Research with NMS shows the value of after hours events
Museums have moved away from their traditional role as collectors and conservators of artefacts of historical importance to become more audience-focused visitor attractions. It’s a position that reflects an increasingly competitive tourism environment – and their reliance on public sector finance.
The shift has led to the wider recognition of cultural heritage as a major contributor to the economy.
This obligation to meet the needs and wants of visitors has resulted in an improved museum experience, where museums are increasingly offering specially curated after-hours event experiences to attract, engage and retain new audiences, such as Generation Y (those aged between 20-35).

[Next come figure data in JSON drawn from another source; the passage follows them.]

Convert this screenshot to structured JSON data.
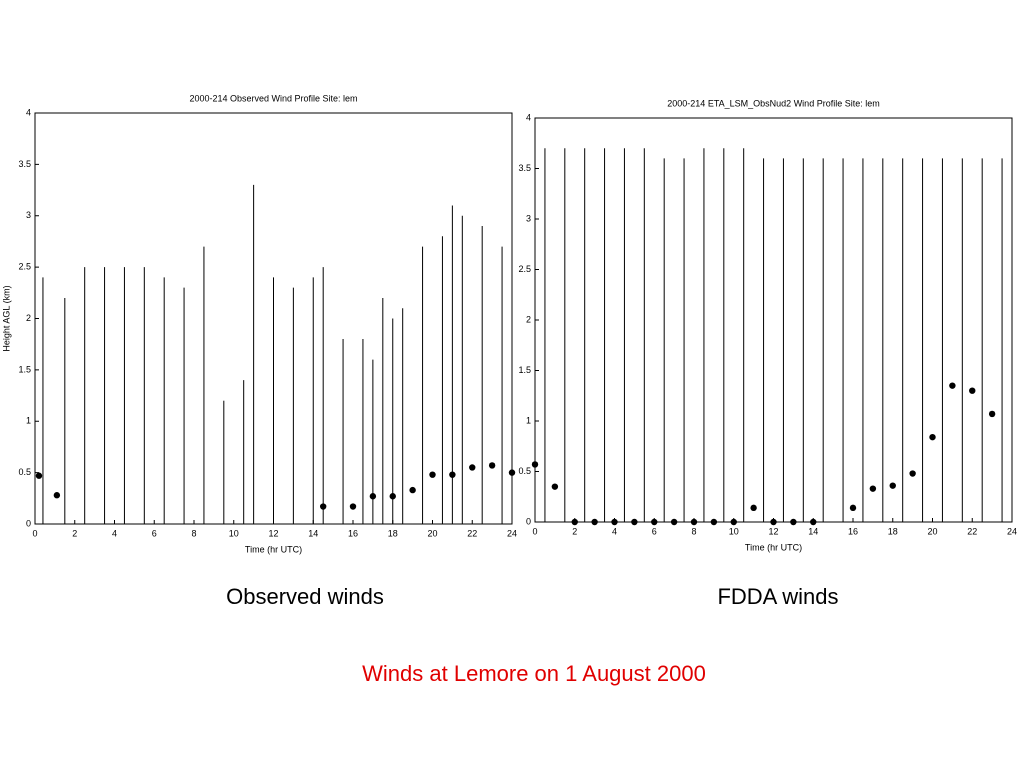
{
  "chart_data": [
    {
      "type": "scatter",
      "title": "2000-214   Observed Wind Profile   Site: lem",
      "x_label": "Time (hr UTC)",
      "y_label": "Height AGL (km)",
      "xlim": [
        0,
        24
      ],
      "ylim": [
        0,
        4
      ],
      "xticks": [
        0,
        2,
        4,
        6,
        8,
        10,
        12,
        14,
        16,
        18,
        20,
        22,
        24
      ],
      "yticks": [
        0,
        0.5,
        1,
        1.5,
        2,
        2.5,
        3,
        3.5,
        4
      ],
      "x": [
        0.2,
        1.1,
        14.5,
        16,
        17,
        18,
        19,
        20,
        21,
        22,
        23,
        24
      ],
      "values": [
        0.47,
        0.28,
        0.17,
        0.17,
        0.27,
        0.27,
        0.33,
        0.48,
        0.48,
        0.55,
        0.57,
        0.5
      ],
      "profile_times": [
        0.4,
        1.5,
        2.5,
        3.5,
        4.5,
        5.5,
        6.5,
        7.5,
        8.5,
        9.5,
        10.5,
        11,
        12,
        13,
        14,
        14.5,
        15.5,
        16.5,
        17,
        17.5,
        18,
        18.5,
        19.5,
        20.5,
        21,
        21.5,
        22.5,
        23.5
      ],
      "profile_tops": [
        2.4,
        2.2,
        2.5,
        2.5,
        2.5,
        2.5,
        2.4,
        2.3,
        2.7,
        1.2,
        1.4,
        3.3,
        2.4,
        2.3,
        2.4,
        2.5,
        1.8,
        1.8,
        1.6,
        2.2,
        2.0,
        2.1,
        2.7,
        2.8,
        3.1,
        3.0,
        2.9,
        2.7
      ],
      "color": "#000000"
    },
    {
      "type": "scatter",
      "title": "2000-214   ETA_LSM_ObsNud2  Wind Profile   Site: lem",
      "x_label": "Time (hr UTC)",
      "xlim": [
        0,
        24
      ],
      "ylim": [
        0,
        4
      ],
      "xticks": [
        0,
        2,
        4,
        6,
        8,
        10,
        12,
        14,
        16,
        18,
        20,
        22,
        24
      ],
      "yticks": [
        0,
        0.5,
        1,
        1.5,
        2,
        2.5,
        3,
        3.5,
        4
      ],
      "x": [
        0,
        1,
        2,
        3,
        4,
        5,
        6,
        7,
        8,
        9,
        10,
        11,
        12,
        13,
        14,
        16,
        17,
        18,
        19,
        20,
        21,
        22,
        23
      ],
      "values": [
        0.57,
        0.35,
        0,
        0,
        0,
        0,
        0,
        0,
        0,
        0,
        0,
        0.14,
        0,
        0,
        0,
        0.14,
        0.33,
        0.36,
        0.48,
        0.84,
        1.35,
        1.3,
        1.07
      ],
      "profile_times": [
        0.5,
        1.5,
        2.5,
        3.5,
        4.5,
        5.5,
        6.5,
        7.5,
        8.5,
        9.5,
        10.5,
        11.5,
        12.5,
        13.5,
        14.5,
        15.5,
        16.5,
        17.5,
        18.5,
        19.5,
        20.5,
        21.5,
        22.5,
        23.5
      ],
      "profile_tops": [
        3.7,
        3.7,
        3.7,
        3.7,
        3.7,
        3.7,
        3.6,
        3.6,
        3.7,
        3.7,
        3.7,
        3.6,
        3.6,
        3.6,
        3.6,
        3.6,
        3.6,
        3.6,
        3.6,
        3.6,
        3.6,
        3.6,
        3.6,
        3.6
      ],
      "color": "#000000"
    }
  ],
  "captions": [
    "Observed winds",
    "FDDA winds"
  ],
  "footer": "Winds at Lemore on 1 August 2000"
}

Edinburgh Napier University conducted research using National Museums Scotland as a case study, to explore the effectiveness of after-hours events in attracting, engaging and retaining new museum audiences and to apply audience development and visitor attraction management theories. Following a comprehensive narrative literature review, the research team from The Business School employed qualitative semi-structured interviews and a quantitative on-line self-completion survey to collect the necessary data.
The research findings suggest that after-hours events have been successful in attracting and engaging new museum audiences (particularly young adults) and encouraging repeat visits, therefore achieving the event and museum objectives. It is also seen that products designed specifically for one new audience may have broader appeal in engaging with other new and established audiences.